Je suis née, mon prénom de naissance, c’est bien Sandrine. C’est-à-dire que ma mère m’a prénommée Sandrine. Celle qui m’a mise au monde qui s’appelle Nadine m’a prénommée Sandrine. Et puis avec le processus d’adoption, changement de patronyme, changement de 

prénom.

J’ai changé de prénom et je suis devenue Marie-André, un prénom que j’ai détesté pendant 40 ans parce que je l’ai gardé, je l’ai porté même pendant 45 ans. vraiment je l’ai détesté, je trouvais moche, je ne m’y reconnaissais pas et chose troublantes, mes parents m’appelaient rarement Marie André. Il m’appelait par des petits noms, des petits noms doux, des surnoms. Mon père c’était beaucoup dans les surnoms et ma mère c’était des petits mots doux, ce qui avait le don de m’agacer aussi. 

Il y avait en moi quelque chose mais je ne savais pas mettre des mots dessus. Dès que j’étais entre guillemets interpellée et ça a été en s’accentuant en vieillissant. 

Ça crée en moi quelque chose comme un resserrement tu vois. C’est une tension les dents qui serrent. Je ne je ne savais pas je n’ai pas posé la question à mes parents. En tout cas pas pendant 40 ans ou 45 ans. C’est eux qui m’ont raconté.

Et ils m’ont expliqué que quand j’étais petite fille encore avant même l’adoption, j’étais déjà chez eux je leur disais non tout le temps. un beau jour ils m’ont appelé j’avais un surnom semble-t-il quand j’étais petite c’était Didine. Sandrine. Didine. ils m’appelaient Didine et moi je disais le “non”. 

L’histoire, la légende c’est que j’ai dit non, je veux plus m’appeler comme ça. OK. Bah les parents m’ont dit « Bah d’accord”, c’est ce qu’ils m’ont raconté, on est d’accord, c’est la légende familiale. 

“ OK, bah comment tu veux t’appeler ? » Et j’aurais dit Marie-André. 

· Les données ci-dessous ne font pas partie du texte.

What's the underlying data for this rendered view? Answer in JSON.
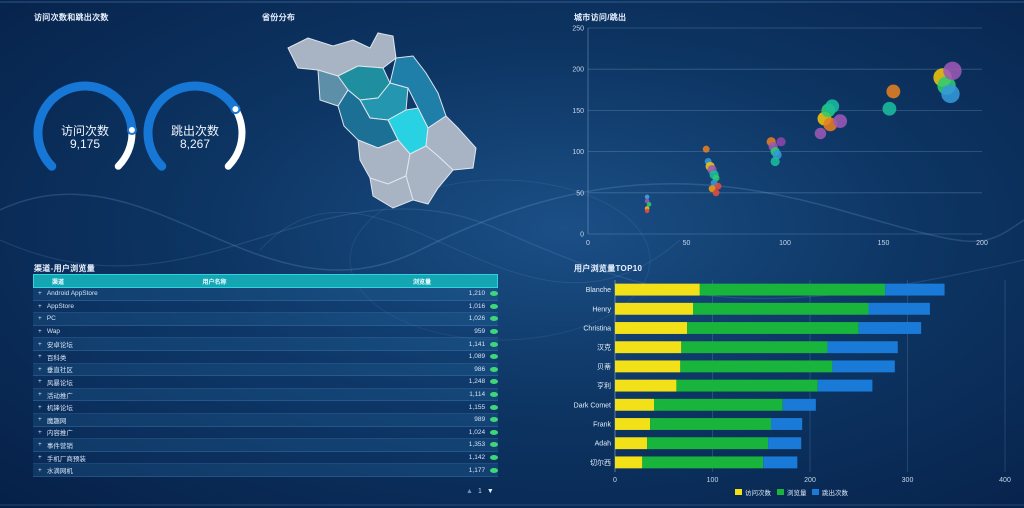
{
  "titles": {
    "gauges": "访问次数和跳出次数",
    "map": "省份分布",
    "scatter": "城市访问/跳出",
    "table": "渠道-用户浏览量",
    "hbar": "用户浏览量TOP10"
  },
  "gauges": [
    {
      "label": "访问次数",
      "value": "9,175",
      "fraction": 0.82
    },
    {
      "label": "跳出次数",
      "value": "8,267",
      "fraction": 0.72
    }
  ],
  "colors": {
    "accent": "#1677d6",
    "track": "#ffffff",
    "yellow": "#f2e018",
    "green": "#18b43c",
    "blue": "#1a7ad8"
  },
  "table": {
    "headers": [
      "渠道",
      "用户名称",
      "浏览量"
    ],
    "rows": [
      {
        "name": "Android AppStore",
        "value": "1,210"
      },
      {
        "name": "AppStore",
        "value": "1,016"
      },
      {
        "name": "PC",
        "value": "1,026"
      },
      {
        "name": "Wap",
        "value": "959"
      },
      {
        "name": "安卓论坛",
        "value": "1,141"
      },
      {
        "name": "百科类",
        "value": "1,089"
      },
      {
        "name": "垂直社区",
        "value": "986"
      },
      {
        "name": "风暴论坛",
        "value": "1,248"
      },
      {
        "name": "活动推广",
        "value": "1,114"
      },
      {
        "name": "机锋论坛",
        "value": "1,155"
      },
      {
        "name": "魔趣网",
        "value": "989"
      },
      {
        "name": "内容推广",
        "value": "1,024"
      },
      {
        "name": "事件营销",
        "value": "1,353"
      },
      {
        "name": "手机厂商预装",
        "value": "1,142"
      },
      {
        "name": "水滴网机",
        "value": "1,177"
      }
    ],
    "page": "1"
  },
  "chart_data": [
    {
      "type": "scatter",
      "title": "城市访问/跳出",
      "xlim": [
        0,
        200
      ],
      "ylim": [
        0,
        250
      ],
      "xticks": [
        0,
        50,
        100,
        150,
        200
      ],
      "yticks": [
        0,
        50,
        100,
        150,
        200,
        250
      ],
      "grid": true,
      "points": [
        {
          "x": 30,
          "y": 45,
          "size": 2,
          "color": "#4aa3df"
        },
        {
          "x": 30,
          "y": 40,
          "size": 2,
          "color": "#9b59b6"
        },
        {
          "x": 31,
          "y": 36,
          "size": 2,
          "color": "#2ecc71"
        },
        {
          "x": 30,
          "y": 31,
          "size": 2,
          "color": "#f1c40f"
        },
        {
          "x": 30,
          "y": 28,
          "size": 2,
          "color": "#e74c3c"
        },
        {
          "x": 60,
          "y": 103,
          "size": 3,
          "color": "#e67e22"
        },
        {
          "x": 61,
          "y": 88,
          "size": 3,
          "color": "#3498db"
        },
        {
          "x": 62,
          "y": 82,
          "size": 4,
          "color": "#f1c40f"
        },
        {
          "x": 63,
          "y": 78,
          "size": 4,
          "color": "#9b59b6"
        },
        {
          "x": 64,
          "y": 72,
          "size": 4,
          "color": "#1abc9c"
        },
        {
          "x": 65,
          "y": 68,
          "size": 3,
          "color": "#2ecc71"
        },
        {
          "x": 64,
          "y": 62,
          "size": 3,
          "color": "#3498db"
        },
        {
          "x": 66,
          "y": 58,
          "size": 3,
          "color": "#e74c3c"
        },
        {
          "x": 63,
          "y": 55,
          "size": 3,
          "color": "#f39c12"
        },
        {
          "x": 65,
          "y": 50,
          "size": 3,
          "color": "#e74c3c"
        },
        {
          "x": 93,
          "y": 112,
          "size": 4,
          "color": "#e67e22"
        },
        {
          "x": 94,
          "y": 106,
          "size": 4,
          "color": "#9b59b6"
        },
        {
          "x": 95,
          "y": 100,
          "size": 4,
          "color": "#2ecc71"
        },
        {
          "x": 96,
          "y": 96,
          "size": 4,
          "color": "#3498db"
        },
        {
          "x": 98,
          "y": 112,
          "size": 4,
          "color": "#8e44ad"
        },
        {
          "x": 95,
          "y": 88,
          "size": 4,
          "color": "#1abc9c"
        },
        {
          "x": 118,
          "y": 122,
          "size": 5,
          "color": "#9b59b6"
        },
        {
          "x": 120,
          "y": 140,
          "size": 6,
          "color": "#f1c40f"
        },
        {
          "x": 122,
          "y": 150,
          "size": 6,
          "color": "#2ecc71"
        },
        {
          "x": 123,
          "y": 133,
          "size": 6,
          "color": "#e67e22"
        },
        {
          "x": 124,
          "y": 155,
          "size": 6,
          "color": "#1abc9c"
        },
        {
          "x": 128,
          "y": 137,
          "size": 6,
          "color": "#9b59b6"
        },
        {
          "x": 153,
          "y": 152,
          "size": 6,
          "color": "#1abc9c"
        },
        {
          "x": 155,
          "y": 173,
          "size": 6,
          "color": "#e67e22"
        },
        {
          "x": 180,
          "y": 190,
          "size": 8,
          "color": "#f1c40f"
        },
        {
          "x": 182,
          "y": 180,
          "size": 8,
          "color": "#2ecc71"
        },
        {
          "x": 184,
          "y": 170,
          "size": 8,
          "color": "#3498db"
        },
        {
          "x": 185,
          "y": 198,
          "size": 8,
          "color": "#9b59b6"
        }
      ]
    },
    {
      "type": "bar",
      "orientation": "horizontal",
      "stacked": true,
      "title": "用户浏览量TOP10",
      "categories": [
        "Blanche",
        "Henry",
        "Christina",
        "汉克",
        "贝蒂",
        "亨利",
        "Dark Comet",
        "Frank",
        "Adah",
        "切尔西"
      ],
      "xlim": [
        0,
        400
      ],
      "xticks": [
        0,
        100,
        200,
        300,
        400
      ],
      "series": [
        {
          "name": "访问次数",
          "color": "#f2e018",
          "values": [
            87,
            80,
            74,
            68,
            67,
            63,
            40,
            36,
            33,
            28
          ]
        },
        {
          "name": "浏览量",
          "color": "#18b43c",
          "values": [
            190,
            180,
            176,
            150,
            156,
            145,
            132,
            124,
            124,
            124
          ]
        },
        {
          "name": "跳出次数",
          "color": "#1a7ad8",
          "values": [
            61,
            63,
            64,
            72,
            64,
            56,
            34,
            32,
            34,
            35
          ]
        }
      ]
    }
  ]
}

Alors vous imaginez le petit bout de chou de 3 4 ans qui dit « Moi, je veux m’appeler Marie-André. » C’est assez mystérieux. D’où ça vient, pourquoi ? C’était l’histoire qui m’était racontée. Et dans les dernières années de la vie de mon père quand je lui ai reposé la question, il me disait ou non mais c’est toi qui a voulu.

Ma mère une fois avait évoqué le sujet en me disant qu’elle aurait préféré m’appeler autrement.

Quand ma mère me disait qu’elle aurait préféré faire quelque chose, il y avait toujours en contre-poids le fait que c’est mon père qui avait décidé et qu’elle n’avait pas eu le choix.

Donc moi je comprenais ça comme ça. Mais la petite histoire c’est moi qui ai choisi mon prénom Marie André jusqu’au jour où j’ai commencé mon travail thérapeutique. Là tous les psy, vraiment m’ont dit mais qu’est-ce que c’est que cette histoire ? 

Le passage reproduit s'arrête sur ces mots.